Pure capability systems enable fine-granulity control of what access processes have, rather than users. This means that your email client, or MP3 players, no longer have access to arbitrarily send data over the internet, delete your files, or otherwise damage your system.
It also applies orthogonal persistence which allows for better and more efficient disk utilization (RAM serving as a mere cache to disk and persistent space is a much simpler model to run and optimize - than swap memory and file caches). Orthogonal persistency also simplifies applications, that do not deal with any type of conversion of their data to a persistent form and back. It also makes file systems unnecessary. File system restoration of a program state is very difficult because of permission checking/etc, and this complexity is eliminted.
Current progress, downloads and other information may be found at Sourceforge project page.

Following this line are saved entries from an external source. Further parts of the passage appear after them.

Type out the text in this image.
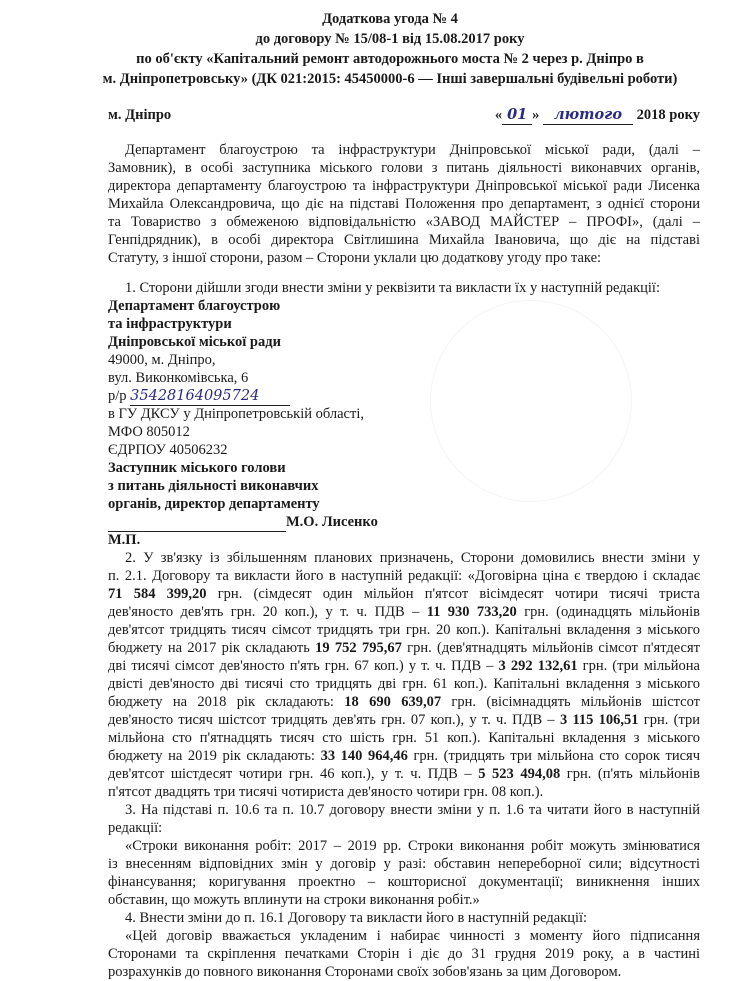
Додаткова угода № 4
до договору № 15/08-1 від 15.08.2017 року
по об'єкту «Капітальний ремонт автодорожнього моста № 2 через р. Дніпро в
м. Дніпропетровську» (ДК 021:2015: 45450000-6 — Інші завершальні будівельні роботи)
м. Дніпро	« 01 » лютого 2018 року
Департамент благоустрою та інфраструктури Дніпровської міської ради, (далі –
Замовник), в особі заступника міського голови з питань діяльності виконавчих органів,
директора департаменту благоустрою та інфраструктури Дніпровської міської ради Лисенка
Михайла Олександровича, що діє на підставі Положення про департамент, з однієї сторони
та Товариство з обмеженою відповідальністю «ЗАВОД МАЙСТЕР – ПРОФІ», (далі –
Генпідрядник), в особі директора Світлишина Михайла Івановича, що діє на підставі
Статуту, з іншої сторони, разом – Сторони уклали цю додаткову угоду про таке:
1. Сторони дійшли згоди внести зміни у реквізити та викласти їх у наступній редакції:
Департамент благоустрою
та інфраструктури
Дніпровської міської ради
49000, м. Дніпро,
вул. Виконкомівська, 6
р/р 35428164095724
в ГУ ДКСУ у Дніпропетровській області,
МФО 805012
ЄДРПОУ 40506232
Заступник міського голови
з питань діяльності виконавчих
органів, директор департаменту
М.О. Лисенко
М.П.
2. У зв'язку із збільшенням планових призначень, Сторони домовились внести зміни у
п. 2.1. Договору та викласти його в наступній редакції: «Договірна ціна є твердою і складає
71 584 399,20 грн. (сімдесят один мільйон п'ятсот вісімдесят чотири тисячі триста
дев'яносто дев'ять грн. 20 коп.), у т. ч. ПДВ – 11 930 733,20 грн. (одинадцять мільйонів
дев'ятсот тридцять тисяч сімсот тридцять три грн. 20 коп.). Капітальні вкладення з міського
бюджету на 2017 рік складають 19 752 795,67 грн. (дев'ятнадцять мільйонів сімсот п'ятдесят
дві тисячі сімсот дев'яносто п'ять грн. 67 коп.) у т. ч. ПДВ – 3 292 132,61 грн. (три мільйона
двісті дев'яносто дві тисячі сто тридцять дві грн. 61 коп.). Капітальні вкладення з міського
бюджету на 2018 рік складають: 18 690 639,07 грн. (вісімнадцять мільйонів шістсот
дев'яносто тисяч шістсот тридцять дев'ять грн. 07 коп.), у т. ч. ПДВ – 3 115 106,51 грн. (три
мільйона сто п'ятнадцять тисяч сто шість грн. 51 коп.). Капітальні вкладення з міського
бюджету на 2019 рік складають: 33 140 964,46 грн. (тридцять три мільйона сто сорок тисяч
дев'ятсот шістдесят чотири грн. 46 коп.), у т. ч. ПДВ – 5 523 494,08 грн. (п'ять мільйонів
п'ятсот двадцять три тисячі чотириста дев'яносто чотири грн. 08 коп.).
3. На підставі п. 10.6 та п. 10.7 договору внести зміни у п. 1.6 та читати його в наступній
редакції:
«Строки виконання робіт: 2017 – 2019 рр. Строки виконання робіт можуть змінюватися
із внесенням відповідних змін у договір у разі: обставин непереборної сили; відсутності
фінансування; коригування проектно – кошторисної документації; виникнення інших
обставин, що можуть вплинути на строки виконання робіт.»
4. Внести зміни до п. 16.1 Договору та викласти його в наступній редакції:
«Цей договір вважається укладеним і набирає чинності з моменту його підписання
Сторонами та скріплення печатками Сторін і діє до 31 грудня 2019 року, а в частині
розрахунків до повного виконання Сторонами своїх зобов'язань за цим Договором.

Although patches to current releases would be appreciated, I wouldn't classify current work as usable or even very interesting to developers, and definitely not to users. Once a shell is written, I shall call upon developers to help with the system :)
Note: Some unauthorized communication channels between processes can still exist. Those are covert, and impossible to completely prevent.
Documentation in the source is currently very poor, as there is hardly any time to put work into this. If anyone volunteers to write some, that would be nice :)
Lastly, I want to apologize that I have completely forgot to give credit to EROS, KeyKOS, and the other wonderful OS's, of which Oppcos is inspired. EROS is a much more mature Orthogonally Persistent Pure Capability System, worth checking out, if Oppcos is of interest.